2.) What platform are you on? If you are using Apple's OpenCL implementation, you could try setting CL_LOG_ERRORS=stdout in your environment. For example, from Terminal:
$ CL_LOG_ERRORS=stdout ./myprog
It's also pretty easy to set this in Xcode (Edit Scheme -> Arguments -> Environment Variables).
If you are using the C instead of C++:
err = clBuildProgram(program, 0, NULL, NULL, NULL, NULL);
////////////////Add the following lines to see the log file///////////
if (err != CL_SUCCESS) {
char *buff_erro;
cl_int errcode;
size_t build_log_len;
errcode = clGetProgramBuildInfo(program, devices[0], CL_PROGRAM_BUILD_LOG, 0, NULL, &build_log_len);
if (errcode) {
printf("clGetProgramBuildInfo failed at line %d\n", __LINE__);
exit(-1);
}
buff_erro = malloc(build_log_len);
if (!buff_erro) {
printf("malloc failed at line %d\n", __LINE__);
exit(-2);
}
errcode = clGetProgramBuildInfo(program, devices[0], CL_PROGRAM_BUILD_LOG, build_log_len, buff_erro, NULL);
if (errcode) {
printf("clGetProgramBuildInfo failed at line %d\n", __LINE__);
exit(-3);
}
fprintf(stderr,"Build log: \n%s\n", buff_erro); //Be careful with the fprint
free(buff_erro);
fprintf(stderr,"clBuildProgram failed\n");
exit(EXIT_FAILURE);
}
I encountered the same problem with an empty log file.
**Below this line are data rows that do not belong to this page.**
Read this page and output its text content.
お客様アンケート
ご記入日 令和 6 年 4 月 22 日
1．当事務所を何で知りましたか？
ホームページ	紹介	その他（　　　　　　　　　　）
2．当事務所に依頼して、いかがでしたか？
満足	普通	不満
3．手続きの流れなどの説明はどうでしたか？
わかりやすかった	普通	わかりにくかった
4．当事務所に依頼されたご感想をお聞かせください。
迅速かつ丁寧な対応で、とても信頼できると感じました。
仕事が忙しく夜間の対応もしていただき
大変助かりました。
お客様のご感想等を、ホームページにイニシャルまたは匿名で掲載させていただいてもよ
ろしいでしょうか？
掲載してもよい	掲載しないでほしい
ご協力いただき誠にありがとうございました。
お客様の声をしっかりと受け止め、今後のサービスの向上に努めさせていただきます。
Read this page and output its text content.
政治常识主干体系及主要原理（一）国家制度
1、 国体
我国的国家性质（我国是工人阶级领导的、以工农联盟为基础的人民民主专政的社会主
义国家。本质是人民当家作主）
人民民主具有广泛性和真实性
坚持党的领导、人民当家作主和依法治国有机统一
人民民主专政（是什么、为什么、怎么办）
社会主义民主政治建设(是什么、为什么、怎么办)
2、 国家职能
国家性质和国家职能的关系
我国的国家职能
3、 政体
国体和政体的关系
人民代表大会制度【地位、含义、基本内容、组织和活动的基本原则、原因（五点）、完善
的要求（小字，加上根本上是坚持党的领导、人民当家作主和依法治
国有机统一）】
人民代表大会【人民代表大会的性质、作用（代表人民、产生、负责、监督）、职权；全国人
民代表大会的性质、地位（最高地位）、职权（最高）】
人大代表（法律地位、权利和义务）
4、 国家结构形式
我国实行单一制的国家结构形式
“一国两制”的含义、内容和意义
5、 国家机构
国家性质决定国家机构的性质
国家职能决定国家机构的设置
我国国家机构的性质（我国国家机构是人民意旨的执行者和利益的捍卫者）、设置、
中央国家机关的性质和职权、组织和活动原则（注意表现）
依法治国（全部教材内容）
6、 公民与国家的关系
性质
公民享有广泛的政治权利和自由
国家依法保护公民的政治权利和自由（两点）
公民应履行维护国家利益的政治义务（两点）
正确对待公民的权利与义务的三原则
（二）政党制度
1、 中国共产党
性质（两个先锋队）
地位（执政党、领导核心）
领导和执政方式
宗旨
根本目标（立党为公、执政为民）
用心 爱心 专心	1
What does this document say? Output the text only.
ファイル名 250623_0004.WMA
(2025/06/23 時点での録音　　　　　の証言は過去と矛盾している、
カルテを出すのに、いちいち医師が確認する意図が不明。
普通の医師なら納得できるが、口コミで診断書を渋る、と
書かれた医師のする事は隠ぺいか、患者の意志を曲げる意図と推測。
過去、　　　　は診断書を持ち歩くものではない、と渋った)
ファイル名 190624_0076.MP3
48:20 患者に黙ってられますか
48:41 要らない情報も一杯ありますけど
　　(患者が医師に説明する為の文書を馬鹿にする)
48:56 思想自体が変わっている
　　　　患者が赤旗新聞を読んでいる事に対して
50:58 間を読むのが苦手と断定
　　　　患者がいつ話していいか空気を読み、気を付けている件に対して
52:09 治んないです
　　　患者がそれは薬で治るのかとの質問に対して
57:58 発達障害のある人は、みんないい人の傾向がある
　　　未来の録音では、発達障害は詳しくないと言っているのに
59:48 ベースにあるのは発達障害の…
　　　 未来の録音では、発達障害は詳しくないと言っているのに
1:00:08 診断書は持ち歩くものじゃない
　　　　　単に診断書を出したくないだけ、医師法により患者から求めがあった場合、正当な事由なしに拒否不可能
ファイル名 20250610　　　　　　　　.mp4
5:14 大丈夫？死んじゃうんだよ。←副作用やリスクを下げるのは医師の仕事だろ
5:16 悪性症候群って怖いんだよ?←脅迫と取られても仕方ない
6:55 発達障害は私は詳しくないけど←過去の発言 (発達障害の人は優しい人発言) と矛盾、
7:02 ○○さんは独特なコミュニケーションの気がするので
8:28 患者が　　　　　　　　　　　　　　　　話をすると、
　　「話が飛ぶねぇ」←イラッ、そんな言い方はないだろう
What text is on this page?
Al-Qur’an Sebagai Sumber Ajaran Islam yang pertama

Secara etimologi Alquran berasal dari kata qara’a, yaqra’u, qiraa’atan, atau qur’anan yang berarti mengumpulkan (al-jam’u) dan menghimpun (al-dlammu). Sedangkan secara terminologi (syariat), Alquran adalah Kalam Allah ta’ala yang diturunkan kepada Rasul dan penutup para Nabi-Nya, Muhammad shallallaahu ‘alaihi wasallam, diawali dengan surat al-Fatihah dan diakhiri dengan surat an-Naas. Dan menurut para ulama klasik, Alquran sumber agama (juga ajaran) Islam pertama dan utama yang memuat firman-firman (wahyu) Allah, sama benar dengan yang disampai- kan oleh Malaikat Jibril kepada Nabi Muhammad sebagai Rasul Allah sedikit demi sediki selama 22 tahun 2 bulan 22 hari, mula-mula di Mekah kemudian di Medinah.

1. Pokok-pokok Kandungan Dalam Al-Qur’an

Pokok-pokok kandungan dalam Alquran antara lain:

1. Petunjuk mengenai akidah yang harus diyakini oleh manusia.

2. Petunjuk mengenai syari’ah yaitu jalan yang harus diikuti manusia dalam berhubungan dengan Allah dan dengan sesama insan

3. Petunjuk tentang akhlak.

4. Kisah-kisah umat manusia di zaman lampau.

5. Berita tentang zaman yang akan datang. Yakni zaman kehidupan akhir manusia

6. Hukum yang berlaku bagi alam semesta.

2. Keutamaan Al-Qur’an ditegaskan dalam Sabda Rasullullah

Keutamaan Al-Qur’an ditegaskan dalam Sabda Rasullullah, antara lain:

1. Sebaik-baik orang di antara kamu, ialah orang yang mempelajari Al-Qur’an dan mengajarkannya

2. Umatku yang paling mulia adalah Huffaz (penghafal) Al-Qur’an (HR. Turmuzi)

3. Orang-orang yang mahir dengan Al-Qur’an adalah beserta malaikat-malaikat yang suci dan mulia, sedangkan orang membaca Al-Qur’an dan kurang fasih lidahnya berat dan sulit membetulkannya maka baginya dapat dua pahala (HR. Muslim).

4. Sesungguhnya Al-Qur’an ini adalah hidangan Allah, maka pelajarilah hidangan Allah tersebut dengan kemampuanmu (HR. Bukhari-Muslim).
I was testing my ocl kernel on a different computer. It had 2 platforms instead of one. One Intel GPU and one AMD GPU. I only had AMD OCL SDK installed. Installing the Intel OCL SDK fixed the problem. Also selecting the AMD platform instead of the Intel GPU platform fixed it.
I've seen this happen on OSX 10.14.6 when the OpenCL kernel source is missing the _kernel attribute tag. If both the _kernel tag and return type are missing it seems to crash the system OpenCL compiler daemon, which then takes a few seconds to restart before new kernels will compile again.